Recognizing and overcoming context dependency in the application of a
machine learning tool for counting stomata in Setaria versus maize
Abstract
Stomata, microscopic pores on leaf surfaces, regulate the uptake of
carbon dioxide and the simultaneous loss of water vapor by leaves. New
image acquisition and analysis methods are allowing high-throughput
phenotyping of stomatal patterning, which in turn have been applied to
better understand the genetic basis of variation in certain species.

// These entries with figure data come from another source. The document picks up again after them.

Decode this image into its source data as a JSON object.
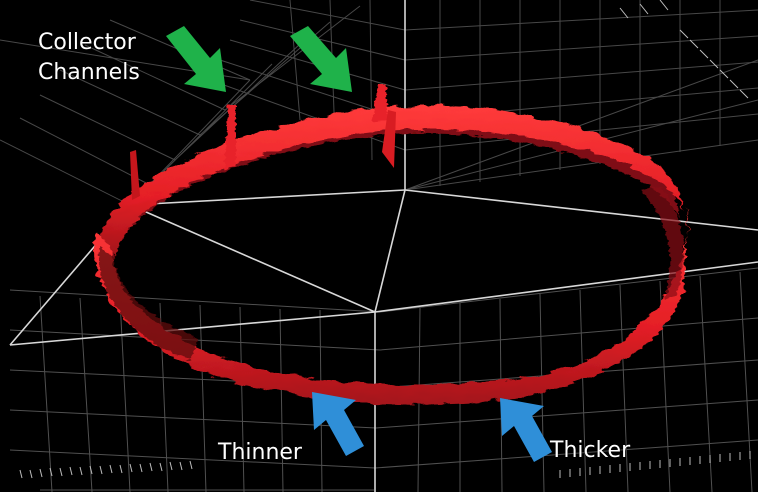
{
  "annotations": {
    "collector_line1": "Collector",
    "collector_line2": "Channels",
    "thinner": "Thinner",
    "thicker": "Thicker"
  },
  "colors": {
    "background": "#000000",
    "ring": "#e8232a",
    "ring_shadow": "#8e0f14",
    "grid": "#8a8a8a",
    "collector_arrows": "#1fb24a",
    "thickness_arrows": "#2f8fd8",
    "label_text": "#ffffff"
  },
  "icons": {
    "collector_arrow": "arrow-down-right-icon",
    "thinner_arrow": "arrow-up-left-icon",
    "thicker_arrow": "arrow-up-left-icon"
  }
}
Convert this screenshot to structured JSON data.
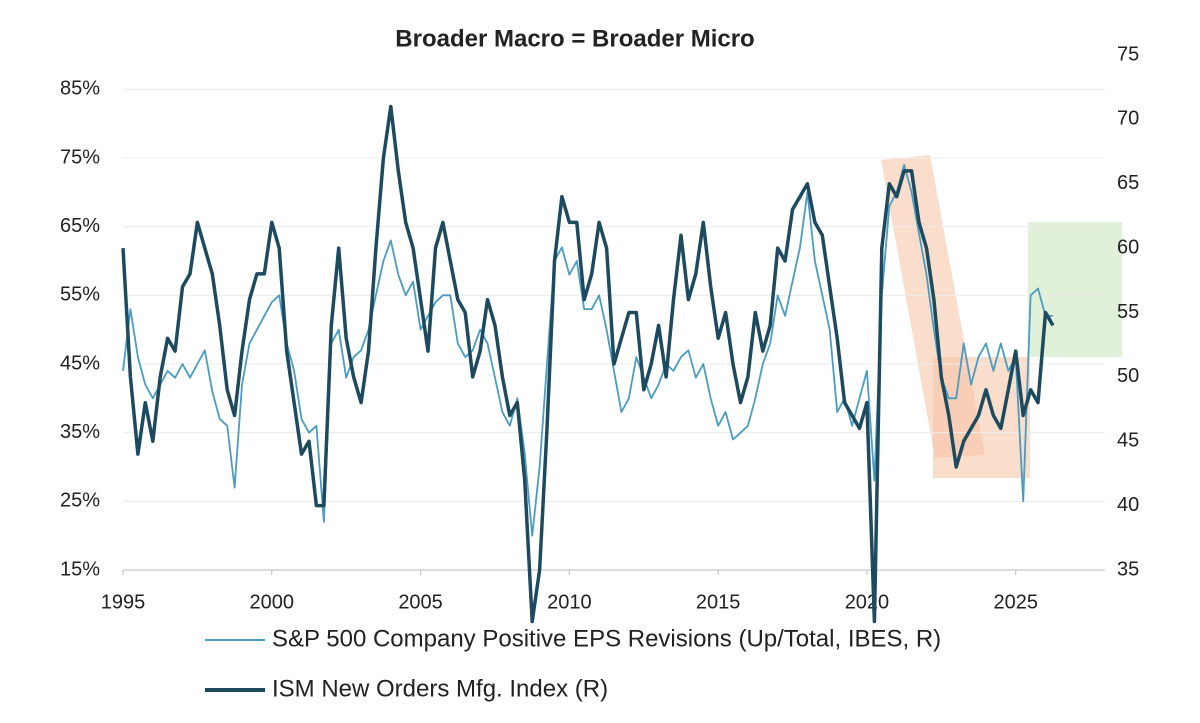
{
  "chart_data": {
    "type": "line",
    "title": "Broader Macro = Broader Micro",
    "x": [
      1995,
      1995.25,
      1995.5,
      1995.75,
      1996,
      1996.25,
      1996.5,
      1996.75,
      1997,
      1997.25,
      1997.5,
      1997.75,
      1998,
      1998.25,
      1998.5,
      1998.75,
      1999,
      1999.25,
      1999.5,
      1999.75,
      2000,
      2000.25,
      2000.5,
      2000.75,
      2001,
      2001.25,
      2001.5,
      2001.75,
      2002,
      2002.25,
      2002.5,
      2002.75,
      2003,
      2003.25,
      2003.5,
      2003.75,
      2004,
      2004.25,
      2004.5,
      2004.75,
      2005,
      2005.25,
      2005.5,
      2005.75,
      2006,
      2006.25,
      2006.5,
      2006.75,
      2007,
      2007.25,
      2007.5,
      2007.75,
      2008,
      2008.25,
      2008.5,
      2008.75,
      2009,
      2009.25,
      2009.5,
      2009.75,
      2010,
      2010.25,
      2010.5,
      2010.75,
      2011,
      2011.25,
      2011.5,
      2011.75,
      2012,
      2012.25,
      2012.5,
      2012.75,
      2013,
      2013.25,
      2013.5,
      2013.75,
      2014,
      2014.25,
      2014.5,
      2014.75,
      2015,
      2015.25,
      2015.5,
      2015.75,
      2016,
      2016.25,
      2016.5,
      2016.75,
      2017,
      2017.25,
      2017.5,
      2017.75,
      2018,
      2018.25,
      2018.5,
      2018.75,
      2019,
      2019.25,
      2019.5,
      2019.75,
      2020,
      2020.25,
      2020.5,
      2020.75,
      2021,
      2021.25,
      2021.5,
      2021.75,
      2022,
      2022.25,
      2022.5,
      2022.75,
      2023,
      2023.25,
      2023.5,
      2023.75,
      2024,
      2024.25,
      2024.5,
      2024.75,
      2025,
      2025.25,
      2025.5,
      2025.75,
      2026,
      2026.25
    ],
    "xlim": [
      1995,
      2028
    ],
    "xticks": [
      1995,
      2000,
      2005,
      2010,
      2015,
      2020,
      2025
    ],
    "ylim": [
      15,
      90
    ],
    "yticks": [
      {
        "value": 15,
        "label": "15%"
      },
      {
        "value": 25,
        "label": "25%"
      },
      {
        "value": 35,
        "label": "35%"
      },
      {
        "value": 45,
        "label": "45%"
      },
      {
        "value": 55,
        "label": "55%"
      },
      {
        "value": 65,
        "label": "65%"
      },
      {
        "value": 75,
        "label": "75%"
      },
      {
        "value": 85,
        "label": "85%"
      }
    ],
    "y2lim": [
      35,
      75
    ],
    "y2ticks": [
      35,
      40,
      45,
      50,
      55,
      60,
      65,
      70,
      75
    ],
    "grid": true,
    "series": [
      {
        "name": "S&P 500 Company Positive EPS Revisions (Up/Total, IBES, R)",
        "color": "#4a9cc0",
        "values": [
          44,
          53,
          46,
          42,
          40,
          42,
          44,
          43,
          45,
          43,
          45,
          47,
          41,
          37,
          36,
          27,
          42,
          48,
          50,
          52,
          54,
          55,
          48,
          44,
          37,
          35,
          36,
          22,
          48,
          50,
          43,
          46,
          47,
          50,
          55,
          60,
          63,
          58,
          55,
          57,
          50,
          52,
          54,
          55,
          55,
          48,
          46,
          47,
          50,
          48,
          43,
          38,
          36,
          40,
          32,
          20,
          30,
          45,
          60,
          62,
          58,
          60,
          53,
          53,
          55,
          50,
          44,
          38,
          40,
          46,
          43,
          40,
          42,
          45,
          44,
          46,
          47,
          43,
          45,
          40,
          36,
          38,
          34,
          35,
          36,
          40,
          45,
          48,
          55,
          52,
          57,
          62,
          70,
          60,
          55,
          50,
          38,
          40,
          36,
          40,
          44,
          28,
          55,
          68,
          70,
          74,
          70,
          64,
          58,
          50,
          43,
          40,
          40,
          48,
          42,
          46,
          48,
          44,
          48,
          44,
          46,
          25,
          55,
          56,
          52,
          52
        ]
      },
      {
        "name": "ISM New Orders Mfg. Index (R)",
        "color": "#1d4a5e",
        "axis": "y2",
        "values": [
          60,
          50,
          44,
          48,
          45,
          50,
          53,
          52,
          57,
          58,
          62,
          60,
          58,
          54,
          49,
          47,
          52,
          56,
          58,
          58,
          62,
          60,
          52,
          48,
          44,
          45,
          40,
          40,
          54,
          60,
          53,
          50,
          48,
          52,
          60,
          67,
          71,
          66,
          62,
          60,
          56,
          52,
          60,
          62,
          59,
          56,
          55,
          50,
          52,
          56,
          54,
          50,
          47,
          48,
          42,
          31,
          35,
          46,
          59,
          64,
          62,
          62,
          56,
          58,
          62,
          60,
          51,
          53,
          55,
          55,
          49,
          51,
          54,
          50,
          56,
          61,
          56,
          58,
          62,
          57,
          53,
          55,
          51,
          48,
          50,
          55,
          52,
          54,
          60,
          59,
          63,
          64,
          65,
          62,
          61,
          57,
          53,
          48,
          47,
          46,
          48,
          31,
          60,
          65,
          64,
          66,
          66,
          62,
          60,
          56,
          50,
          47,
          43,
          45,
          46,
          47,
          49,
          47,
          46,
          49,
          52,
          47,
          49,
          48,
          55,
          54
        ]
      }
    ]
  }
}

However, it takes considerable data and effort to train the models, and
their ability to accurately detect epidermal structures is constrained
to morphologies found within the training data. This issue of context
dependency, the inability to perform effectively in novel contexts, is
the main hurdle preventing widespread adoption of machine learning in
high-throughput phenotyping of intraspecific, interspecific, and
environmental variation. Here we show the limited ability of a Mask-RCNN
tool, which was previously trained and successfully applied to Zea mays,
to analyze images from a closely related grass, Setaria viridis. We then
demonstrate successful retraining of the tool to cope with the novel
diversity presented by this new species. The stomatal complexes in
optical tomography images of mature Setaria leaves were accurately
identified by comparison to expert raters (R2 = 0.84). This study
highlights the challenge of context dependency for widespread
application of machine learning tools for phenotyping plant traits, even
in closely related species. At the same time, it also provides a new
tool that can be applied to leverage Setaria as a model C4 species,
while also providing a roadmap for translation of a machine learning to
analyze stomatal patterning in new plant species.